The judge’s rebuke is the latest development in a six-year court fight between banks and credit unions, the nonprofit institutions that provide 70.2 million people with checking accounts, loans and other services at a lower cost than banks.

The 1934 Federal Credit Union Act limits membership to “groups having a common bond of occupation or association, or to groups within a well-defined neighborhood, community or rural district.”

Advertisement

The credit union administration expanded that definition in 1982 to allow small businesses, which alone lacked enough workers to form viable credit unions, to join existing credit unions. Bankers sued, and they finally succeeded in July, when a federal appeals court in Washington said such expansion violated the “common bond” language in the 1934 law.
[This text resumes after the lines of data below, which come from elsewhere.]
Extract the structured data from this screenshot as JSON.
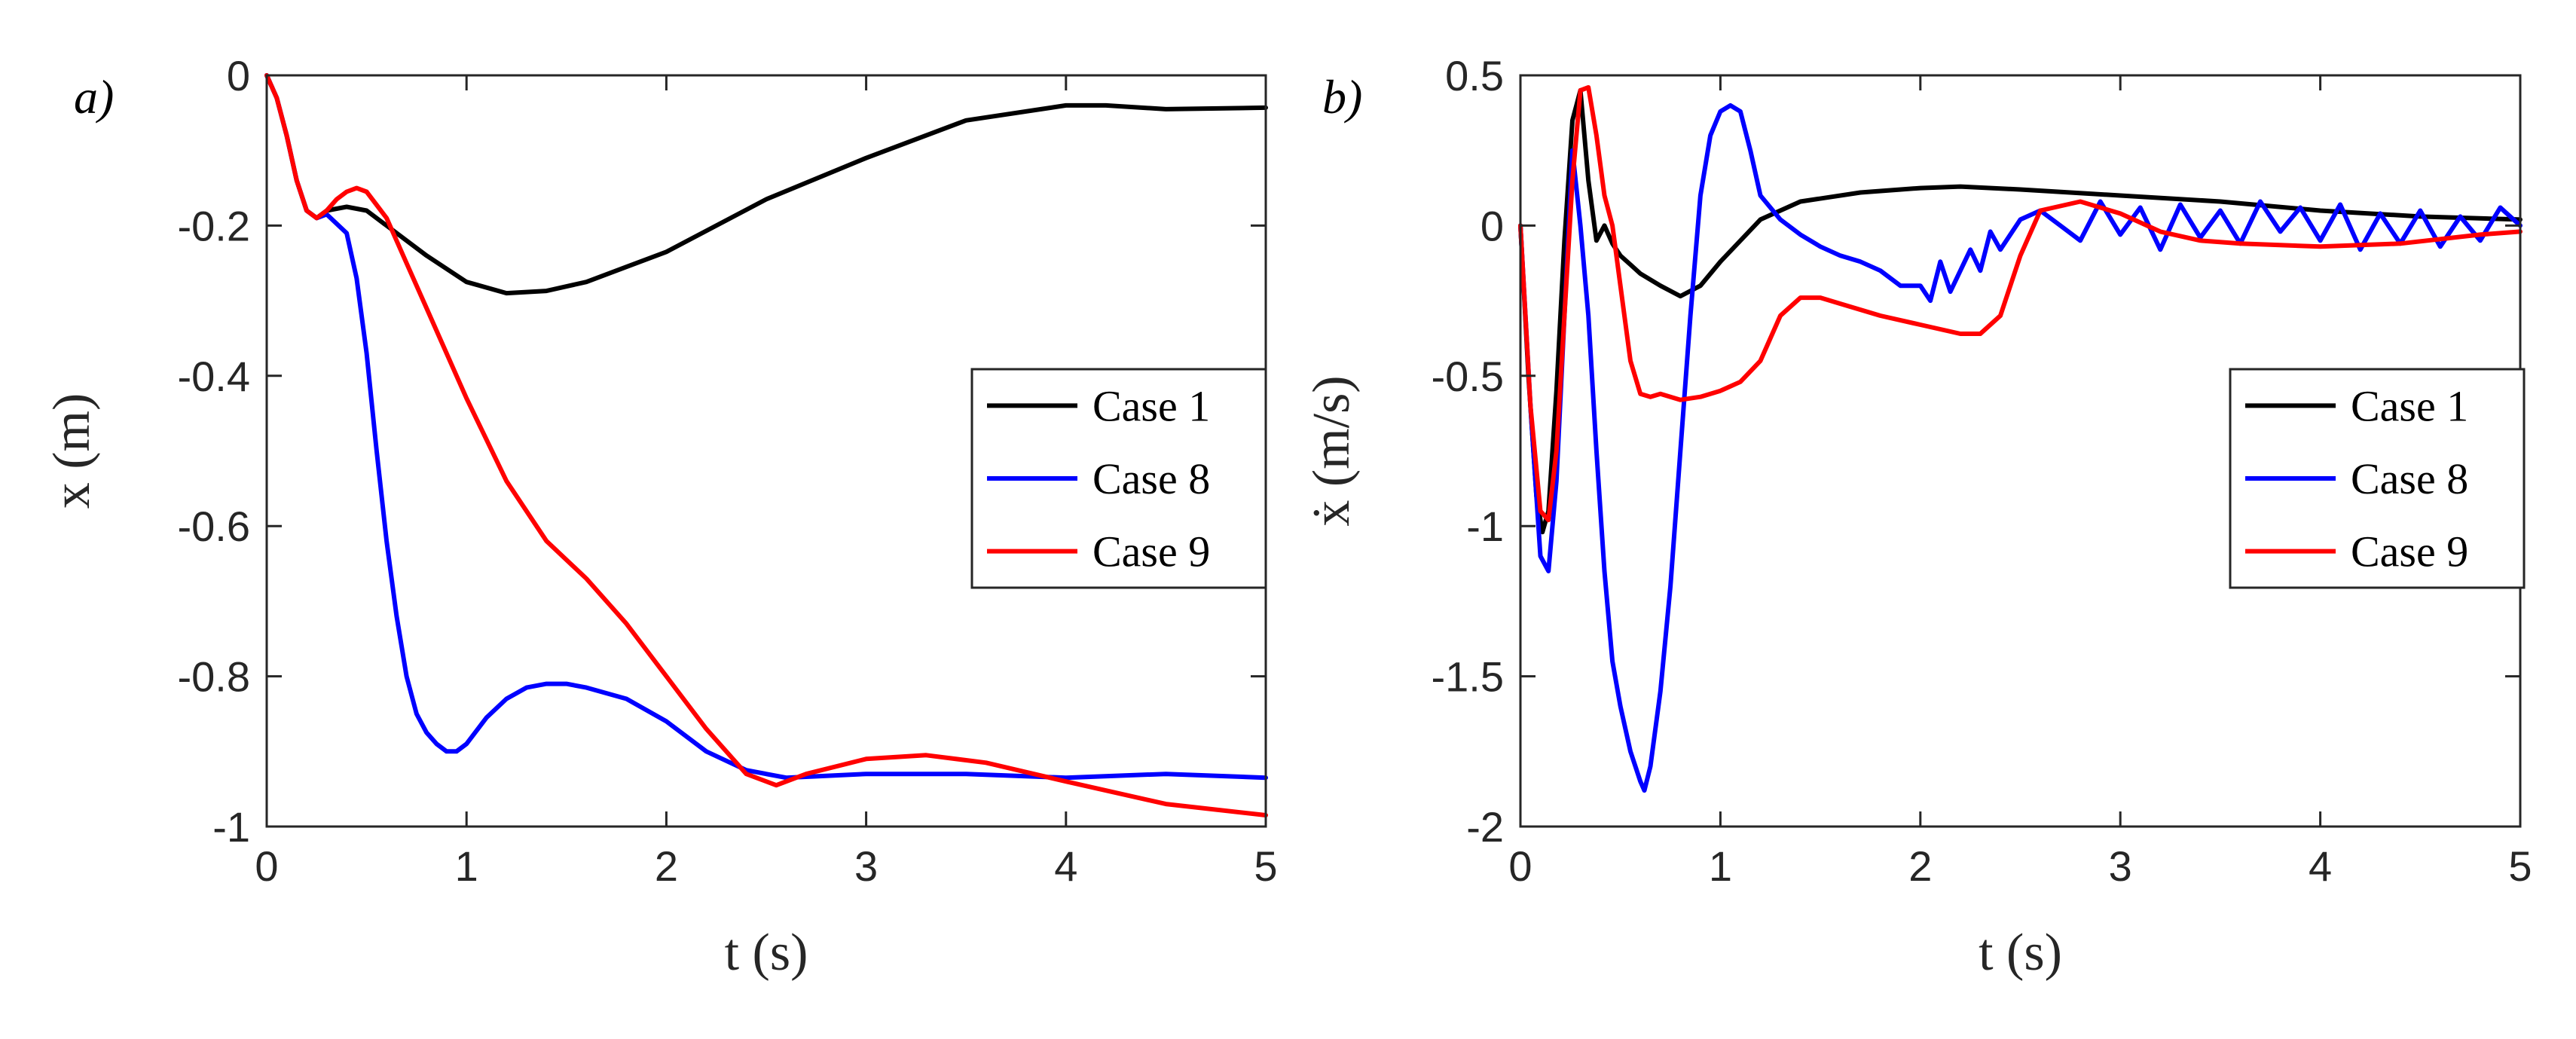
{
  "chart_data": [
    {
      "type": "line",
      "panel_label": "a)",
      "title": "",
      "xlabel": "t (s)",
      "ylabel": "x (m)",
      "xlim": [
        0,
        5
      ],
      "ylim": [
        -1,
        0
      ],
      "xticks": [
        0,
        1,
        2,
        3,
        4,
        5
      ],
      "xtick_labels": [
        "0",
        "1",
        "2",
        "3",
        "4",
        "5"
      ],
      "yticks": [
        -1,
        -0.8,
        -0.6,
        -0.4,
        -0.2,
        0
      ],
      "ytick_labels": [
        "-1",
        "-0.8",
        "-0.6",
        "-0.4",
        "-0.2",
        "0"
      ],
      "legend_position": "center-right",
      "grid": false,
      "series": [
        {
          "name": "Case 1",
          "color": "#000000",
          "x": [
            0,
            0.05,
            0.1,
            0.15,
            0.2,
            0.25,
            0.3,
            0.4,
            0.5,
            0.6,
            0.8,
            1.0,
            1.2,
            1.4,
            1.6,
            1.8,
            2.0,
            2.5,
            3.0,
            3.5,
            4.0,
            4.2,
            4.5,
            5.0
          ],
          "y": [
            0,
            -0.03,
            -0.08,
            -0.14,
            -0.18,
            -0.19,
            -0.18,
            -0.175,
            -0.18,
            -0.2,
            -0.24,
            -0.275,
            -0.29,
            -0.287,
            -0.275,
            -0.255,
            -0.235,
            -0.165,
            -0.11,
            -0.06,
            -0.04,
            -0.04,
            -0.045,
            -0.043
          ]
        },
        {
          "name": "Case 8",
          "color": "#0000ff",
          "x": [
            0,
            0.05,
            0.1,
            0.15,
            0.2,
            0.25,
            0.3,
            0.4,
            0.45,
            0.5,
            0.55,
            0.6,
            0.65,
            0.7,
            0.75,
            0.8,
            0.85,
            0.9,
            0.95,
            1.0,
            1.1,
            1.2,
            1.3,
            1.4,
            1.5,
            1.6,
            1.8,
            2.0,
            2.2,
            2.4,
            2.6,
            3.0,
            3.5,
            4.0,
            4.5,
            5.0
          ],
          "y": [
            0,
            -0.03,
            -0.08,
            -0.14,
            -0.18,
            -0.19,
            -0.185,
            -0.21,
            -0.27,
            -0.37,
            -0.5,
            -0.62,
            -0.72,
            -0.8,
            -0.85,
            -0.875,
            -0.89,
            -0.9,
            -0.9,
            -0.89,
            -0.855,
            -0.83,
            -0.815,
            -0.81,
            -0.81,
            -0.815,
            -0.83,
            -0.86,
            -0.9,
            -0.925,
            -0.935,
            -0.93,
            -0.93,
            -0.935,
            -0.93,
            -0.935
          ]
        },
        {
          "name": "Case 9",
          "color": "#ff0000",
          "x": [
            0,
            0.05,
            0.1,
            0.15,
            0.2,
            0.25,
            0.3,
            0.35,
            0.4,
            0.45,
            0.5,
            0.6,
            0.7,
            0.8,
            1.0,
            1.2,
            1.4,
            1.6,
            1.8,
            2.0,
            2.2,
            2.4,
            2.55,
            2.7,
            3.0,
            3.3,
            3.6,
            4.0,
            4.5,
            5.0
          ],
          "y": [
            0,
            -0.03,
            -0.08,
            -0.14,
            -0.18,
            -0.19,
            -0.18,
            -0.165,
            -0.155,
            -0.15,
            -0.155,
            -0.19,
            -0.25,
            -0.31,
            -0.43,
            -0.54,
            -0.62,
            -0.67,
            -0.73,
            -0.8,
            -0.87,
            -0.93,
            -0.945,
            -0.93,
            -0.91,
            -0.905,
            -0.915,
            -0.94,
            -0.97,
            -0.985
          ]
        }
      ]
    },
    {
      "type": "line",
      "panel_label": "b)",
      "title": "",
      "xlabel": "t (s)",
      "ylabel": "ẋ (m/s)",
      "xlim": [
        0,
        5
      ],
      "ylim": [
        -2,
        0.5
      ],
      "xticks": [
        0,
        1,
        2,
        3,
        4,
        5
      ],
      "xtick_labels": [
        "0",
        "1",
        "2",
        "3",
        "4",
        "5"
      ],
      "yticks": [
        -2,
        -1.5,
        -1,
        -0.5,
        0,
        0.5
      ],
      "ytick_labels": [
        "-2",
        "-1.5",
        "-1",
        "-0.5",
        "0",
        "0.5"
      ],
      "legend_position": "center-right",
      "grid": false,
      "series": [
        {
          "name": "Case 1",
          "color": "#000000",
          "x": [
            0,
            0.04,
            0.08,
            0.11,
            0.14,
            0.18,
            0.22,
            0.26,
            0.3,
            0.34,
            0.38,
            0.42,
            0.46,
            0.5,
            0.55,
            0.6,
            0.7,
            0.8,
            0.9,
            1.0,
            1.2,
            1.4,
            1.7,
            2.0,
            2.2,
            2.5,
            3.0,
            3.5,
            4.0,
            4.5,
            5.0
          ],
          "y": [
            0,
            -0.5,
            -0.9,
            -1.02,
            -0.95,
            -0.55,
            -0.05,
            0.35,
            0.45,
            0.15,
            -0.05,
            0,
            -0.06,
            -0.1,
            -0.13,
            -0.16,
            -0.2,
            -0.235,
            -0.2,
            -0.12,
            0.02,
            0.08,
            0.11,
            0.125,
            0.13,
            0.12,
            0.1,
            0.08,
            0.05,
            0.03,
            0.02
          ]
        },
        {
          "name": "Case 8",
          "color": "#0000ff",
          "x": [
            0,
            0.05,
            0.1,
            0.14,
            0.18,
            0.22,
            0.26,
            0.3,
            0.34,
            0.38,
            0.42,
            0.46,
            0.5,
            0.55,
            0.6,
            0.62,
            0.65,
            0.7,
            0.75,
            0.8,
            0.85,
            0.9,
            0.95,
            1.0,
            1.05,
            1.1,
            1.15,
            1.2,
            1.3,
            1.4,
            1.5,
            1.6,
            1.7,
            1.8,
            1.9,
            2.0,
            2.05,
            2.1,
            2.15,
            2.2,
            2.25,
            2.3,
            2.35,
            2.4,
            2.5,
            2.6,
            2.7,
            2.8,
            2.9,
            3.0,
            3.1,
            3.2,
            3.3,
            3.4,
            3.5,
            3.6,
            3.7,
            3.8,
            3.9,
            4.0,
            4.1,
            4.2,
            4.3,
            4.4,
            4.5,
            4.6,
            4.7,
            4.8,
            4.9,
            5.0
          ],
          "y": [
            0,
            -0.6,
            -1.1,
            -1.15,
            -0.85,
            -0.3,
            0.25,
            0.0,
            -0.3,
            -0.75,
            -1.15,
            -1.45,
            -1.6,
            -1.75,
            -1.85,
            -1.88,
            -1.8,
            -1.55,
            -1.2,
            -0.75,
            -0.3,
            0.1,
            0.3,
            0.38,
            0.4,
            0.38,
            0.25,
            0.1,
            0.02,
            -0.03,
            -0.07,
            -0.1,
            -0.12,
            -0.15,
            -0.2,
            -0.2,
            -0.25,
            -0.12,
            -0.22,
            -0.15,
            -0.08,
            -0.15,
            -0.02,
            -0.08,
            0.02,
            0.05,
            0.0,
            -0.05,
            0.08,
            -0.03,
            0.06,
            -0.08,
            0.07,
            -0.04,
            0.05,
            -0.06,
            0.08,
            -0.02,
            0.06,
            -0.05,
            0.07,
            -0.08,
            0.04,
            -0.06,
            0.05,
            -0.07,
            0.03,
            -0.05,
            0.06,
            0.0
          ]
        },
        {
          "name": "Case 9",
          "color": "#ff0000",
          "x": [
            0,
            0.05,
            0.1,
            0.14,
            0.18,
            0.22,
            0.26,
            0.3,
            0.34,
            0.38,
            0.42,
            0.46,
            0.5,
            0.55,
            0.6,
            0.65,
            0.7,
            0.8,
            0.9,
            1.0,
            1.1,
            1.2,
            1.3,
            1.4,
            1.5,
            1.6,
            1.8,
            2.0,
            2.2,
            2.3,
            2.4,
            2.5,
            2.6,
            2.8,
            3.0,
            3.2,
            3.4,
            3.6,
            4.0,
            4.4,
            4.8,
            5.0
          ],
          "y": [
            0,
            -0.6,
            -0.95,
            -0.98,
            -0.75,
            -0.3,
            0.15,
            0.45,
            0.46,
            0.3,
            0.1,
            0.0,
            -0.2,
            -0.45,
            -0.56,
            -0.57,
            -0.56,
            -0.58,
            -0.57,
            -0.55,
            -0.52,
            -0.45,
            -0.3,
            -0.24,
            -0.24,
            -0.26,
            -0.3,
            -0.33,
            -0.36,
            -0.36,
            -0.3,
            -0.1,
            0.05,
            0.08,
            0.04,
            -0.02,
            -0.05,
            -0.06,
            -0.07,
            -0.06,
            -0.03,
            -0.02
          ]
        }
      ]
    }
  ]
}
The appellate court sent the case back to Jackson, who ordered the agency in October not to permit expansions that were beyond a credit union’s core membership.

Jackson’s ire during Wednesday’s hearing was focused on the agency rules adopted Nov. 14 that expanded the definition of who can join a credit union based on a person’s occupation or community. Jackson closely questioned credit union lawyers about their conversations with regulators before the rule’s approval, which occurred without prior public comment because of what the agency described as “emergency” conditions.

Jackson voided the 31 expanded charter applications the agency approved under the new rules. The judge said the rules were “adopted collusively with the specific intent to circumvent the terms of the injunction.”

“I don’t know if you represent a rogue federal agency here,” Jackson said to one agency lawyer.

The agency said it took emergency action because it believed credit unions’ safety and soundness could be harmed by the court order, since millions of consumers potentially would be denied credit union membership, affecting the industry’s viability.

Advertisement

An agency spokeswoman said she couldn’t immediately provide a list of the 31 institutions affected by the judge’s order.